Unable to write checks to suppliers on the frozen accounts, Louise's filed for Chapter 11 bankruptcy protection. It was LeFranc's ninth day on the job.
He was shocked. "What did I get myself into? This was not part of the deal," LeFranc recalls thinking. Quickly, he called a meeting with his employees and reassured them that Louise's was still afloat. But over the next harrowing months, he delivered another message: In a company blindsided by surprises, Louise's would now follow a policy of truth telling. "And the truth is, we're fucking bankrupt," he told the workers. (When LeFranc is driving home a point, he gesticulates and you can hear the remnant of a Chicago accent.) Honesty would be a two-way street, he said. He would require the managers to be up-front about their operations, just as he would be about the company's finances. The approach was especially crucial at that point, because it was the only way to identify problems, correct them, and surmount the crisis, he said.

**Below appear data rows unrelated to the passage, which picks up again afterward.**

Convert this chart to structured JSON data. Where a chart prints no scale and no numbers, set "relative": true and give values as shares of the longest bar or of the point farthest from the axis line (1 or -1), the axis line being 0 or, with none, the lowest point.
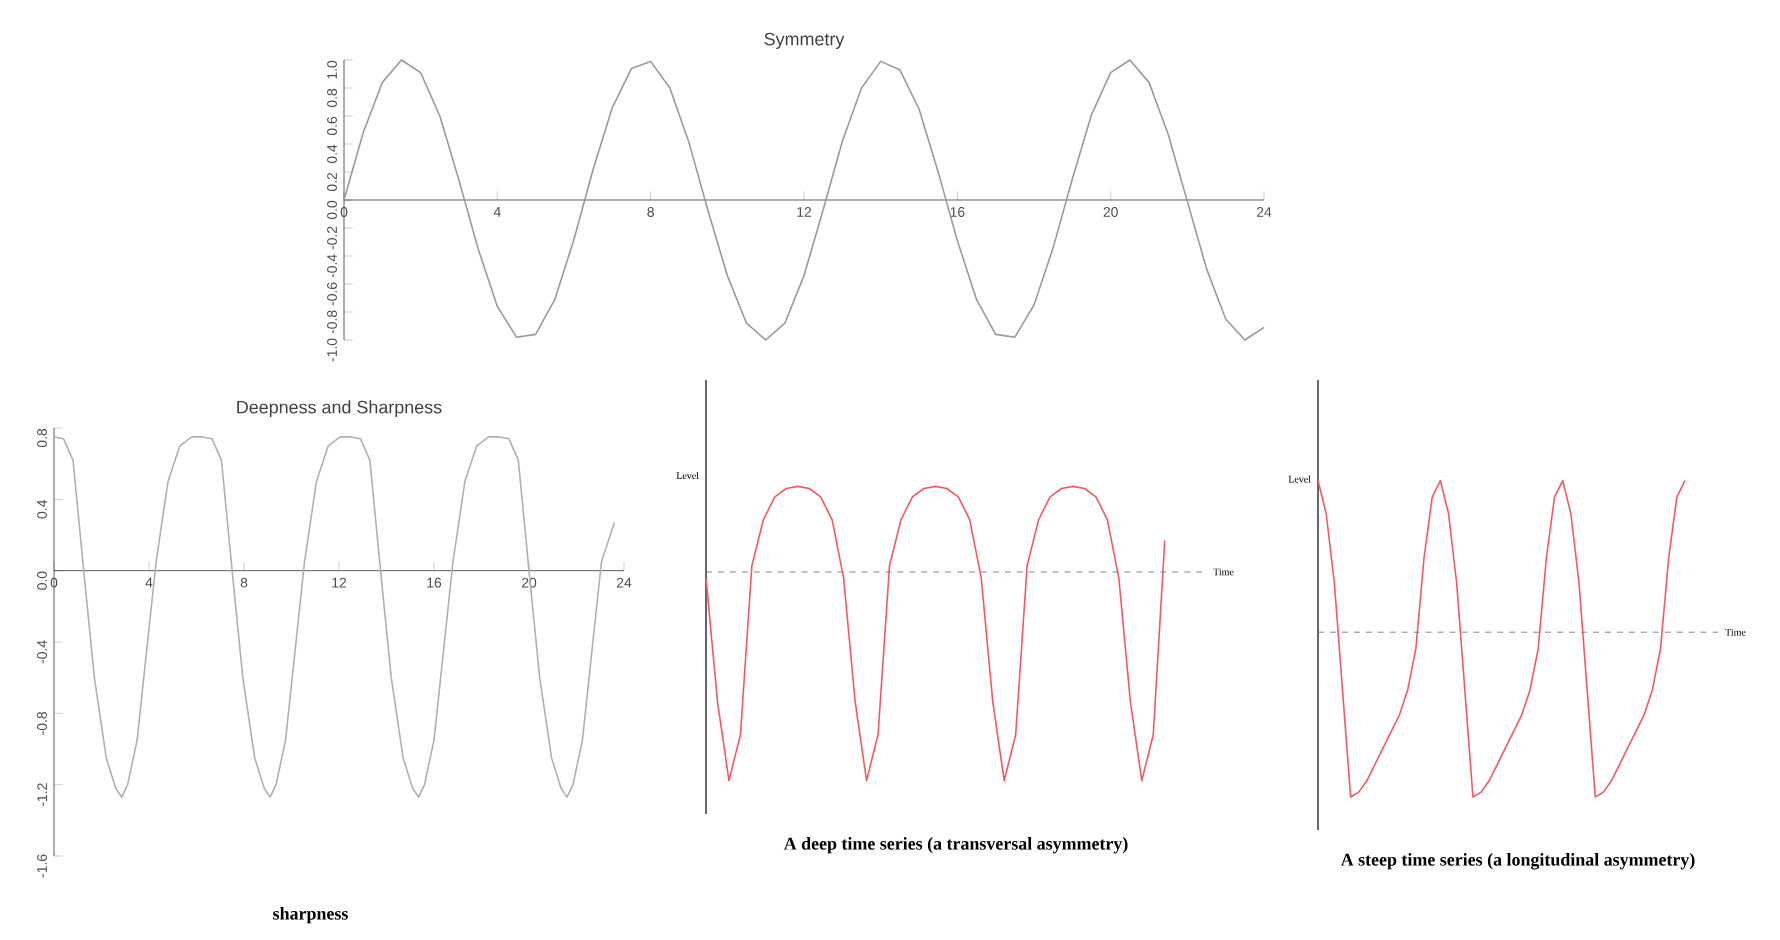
{
  "chart_data": [
    {
      "type": "line",
      "title": "Symmetry",
      "color": "#9a9a9a",
      "xlim": [
        0,
        24
      ],
      "xticks": [
        0,
        4,
        8,
        12,
        16,
        20,
        24
      ],
      "ylim": [
        -1,
        1
      ],
      "yticks": [
        {
          "value": -1,
          "label": "-1.0"
        },
        {
          "value": -0.8,
          "label": "-0.8"
        },
        {
          "value": -0.6,
          "label": "-0.6"
        },
        {
          "value": -0.4,
          "label": "-0.4"
        },
        {
          "value": -0.2,
          "label": "-0.2"
        },
        {
          "value": 0,
          "label": "0.0"
        },
        {
          "value": 0.2,
          "label": "0.2"
        },
        {
          "value": 0.4,
          "label": "0.4"
        },
        {
          "value": 0.6,
          "label": "0.6"
        },
        {
          "value": 0.8,
          "label": "0.8"
        },
        {
          "value": 1,
          "label": "1.0"
        }
      ],
      "x": [
        0,
        0.5,
        1,
        1.5,
        2,
        2.5,
        3,
        3.5,
        4,
        4.5,
        5,
        5.5,
        6,
        6.5,
        7,
        7.5,
        8,
        8.5,
        9,
        9.5,
        10,
        10.5,
        11,
        11.5,
        12,
        12.5,
        13,
        13.5,
        14,
        14.5,
        15,
        15.5,
        16,
        16.5,
        17,
        17.5,
        18,
        18.5,
        19,
        19.5,
        20,
        20.5,
        21,
        21.5,
        22,
        22.5,
        23,
        23.5,
        24
      ],
      "values": [
        0,
        0.48,
        0.84,
        1,
        0.91,
        0.6,
        0.14,
        -0.35,
        -0.76,
        -0.98,
        -0.96,
        -0.71,
        -0.28,
        0.22,
        0.66,
        0.94,
        0.99,
        0.8,
        0.41,
        -0.08,
        -0.54,
        -0.88,
        -1,
        -0.88,
        -0.54,
        -0.07,
        0.42,
        0.8,
        0.99,
        0.93,
        0.65,
        0.2,
        -0.29,
        -0.71,
        -0.96,
        -0.98,
        -0.75,
        -0.34,
        0.15,
        0.61,
        0.91,
        1,
        0.84,
        0.47,
        -0.01,
        -0.49,
        -0.85,
        -1,
        -0.91
      ]
    },
    {
      "type": "line",
      "title": "Deepness and Sharpness",
      "annotations": [
        "sharpness"
      ],
      "color": "#b0b0b0",
      "xlim": [
        0,
        24
      ],
      "xticks": [
        0,
        4,
        8,
        12,
        16,
        20,
        24
      ],
      "ylim": [
        -1.6,
        0.8
      ],
      "yticks": [
        {
          "value": -1.6,
          "label": "-1.6"
        },
        {
          "value": -1.2,
          "label": "-1.2"
        },
        {
          "value": -0.8,
          "label": "-0.8"
        },
        {
          "value": -0.4,
          "label": "-0.4"
        },
        {
          "value": 0,
          "label": "0.0"
        },
        {
          "value": 0.4,
          "label": "0.4"
        },
        {
          "value": 0.8,
          "label": "0.8"
        }
      ],
      "x": [
        0,
        0.4,
        0.8,
        1.25,
        1.7,
        2.2,
        2.6,
        2.85,
        3.1,
        3.5,
        3.9,
        4.3,
        4.8,
        5.3,
        5.8,
        6.25,
        6.65,
        7.05,
        7.5,
        7.95,
        8.45,
        8.85,
        9.1,
        9.35,
        9.75,
        10.15,
        10.55,
        11.05,
        11.55,
        12.05,
        12.5,
        12.9,
        13.3,
        13.75,
        14.2,
        14.7,
        15.1,
        15.35,
        15.6,
        16.0,
        16.4,
        16.8,
        17.3,
        17.8,
        18.3,
        18.75,
        19.15,
        19.55,
        20.0,
        20.45,
        20.95,
        21.35,
        21.6,
        21.85,
        22.25,
        22.65,
        23.05,
        23.6
      ],
      "values": [
        0.75,
        0.74,
        0.62,
        0.0,
        -0.6,
        -1.05,
        -1.22,
        -1.27,
        -1.2,
        -0.95,
        -0.45,
        0.05,
        0.5,
        0.7,
        0.75,
        0.75,
        0.74,
        0.62,
        0.0,
        -0.6,
        -1.05,
        -1.22,
        -1.27,
        -1.2,
        -0.95,
        -0.45,
        0.05,
        0.5,
        0.7,
        0.75,
        0.75,
        0.74,
        0.62,
        0.0,
        -0.6,
        -1.05,
        -1.22,
        -1.27,
        -1.2,
        -0.95,
        -0.45,
        0.05,
        0.5,
        0.7,
        0.75,
        0.75,
        0.74,
        0.62,
        0.0,
        -0.6,
        -1.05,
        -1.22,
        -1.27,
        -1.2,
        -0.95,
        -0.45,
        0.05,
        0.27
      ]
    },
    {
      "type": "line",
      "relative": true,
      "title": "A deep time series (a transversal asymmetry)",
      "xlabel": "Time",
      "ylabel": "Level",
      "color": "#f05a64",
      "ref_lines": [
        {
          "axis": "y",
          "value": 0,
          "line_style": "dashed",
          "color": "#666666"
        }
      ],
      "categories": [
        null,
        null,
        null,
        null,
        null,
        null,
        null,
        null,
        null,
        null,
        null,
        null,
        null,
        null,
        null,
        null,
        null,
        null,
        null,
        null,
        null,
        null,
        null,
        null,
        null,
        null,
        null,
        null,
        null,
        null,
        null,
        null,
        null,
        null,
        null,
        null,
        null,
        null,
        null,
        null,
        null
      ],
      "values": [
        -0.03,
        -0.62,
        -1,
        -0.78,
        0.03,
        0.25,
        0.36,
        0.4,
        0.41,
        0.4,
        0.36,
        0.25,
        -0.03,
        -0.62,
        -1,
        -0.78,
        0.03,
        0.25,
        0.36,
        0.4,
        0.41,
        0.4,
        0.36,
        0.25,
        -0.03,
        -0.62,
        -1,
        -0.78,
        0.03,
        0.25,
        0.36,
        0.4,
        0.41,
        0.4,
        0.36,
        0.25,
        -0.03,
        -0.62,
        -1,
        -0.78,
        0.15
      ]
    },
    {
      "type": "line",
      "relative": true,
      "title": "A steep time series (a longitudinal asymmetry)",
      "xlabel": "Time",
      "ylabel": "Level",
      "color": "#f05a64",
      "ref_lines": [
        {
          "axis": "y",
          "value": 0,
          "line_style": "dashed",
          "color": "#666666"
        }
      ],
      "categories": [
        null,
        null,
        null,
        null,
        null,
        null,
        null,
        null,
        null,
        null,
        null,
        null,
        null,
        null,
        null,
        null,
        null,
        null,
        null,
        null,
        null,
        null,
        null,
        null,
        null,
        null,
        null,
        null,
        null,
        null,
        null,
        null,
        null,
        null,
        null,
        null,
        null,
        null,
        null,
        null,
        null,
        null,
        null,
        null,
        null,
        null
      ],
      "values": [
        0.92,
        0.72,
        0.3,
        -0.35,
        -1.0,
        -0.97,
        -0.9,
        -0.8,
        -0.7,
        -0.6,
        -0.5,
        -0.35,
        -0.1,
        0.45,
        0.82,
        0.92,
        0.72,
        0.3,
        -0.35,
        -1.0,
        -0.97,
        -0.9,
        -0.8,
        -0.7,
        -0.6,
        -0.5,
        -0.35,
        -0.1,
        0.45,
        0.82,
        0.92,
        0.72,
        0.3,
        -0.35,
        -1.0,
        -0.97,
        -0.9,
        -0.8,
        -0.7,
        -0.6,
        -0.5,
        -0.35,
        -0.1,
        0.45,
        0.82,
        0.92
      ]
    }
  ]
}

Then he hit the road to get credit terms restored with his suppliers.
LeFranc never says he felt betrayed or misled about the state of affairs he walked into. But he admits that like the rest of the employees, he didn't realize the depth of the chain's problems. He didn't know that the former managers had been using tax receipts to cover expenses. And there was a lot more he wouldn't learn -- until much later.
In the $376-billion restaurant industry, pretax income averages only 6%, according to the National Restaurant Association, the industry's main trade group. With unforgiving margins like those, making a go of any restaurant is a herculean effort. And the odds of turning around a bankrupt restaurant are slim. Against that backdrop, LeFranc was in for a fight against both time and hungry competitors. He had to cut losses and generate cash, let deadweight employees go and boost the morale of the people he would keep, and, finally, figure out how to lure customers back to the establishment. He would call upon two skills he'd learned over the years but had never tested in such a harsh environment: using technology to manage a business in maniacal detail and empowering workers to make decisions on their own. Although LeFranc had formidable experience, he had never had to tackle so many crises simultaneously -- and against such odds.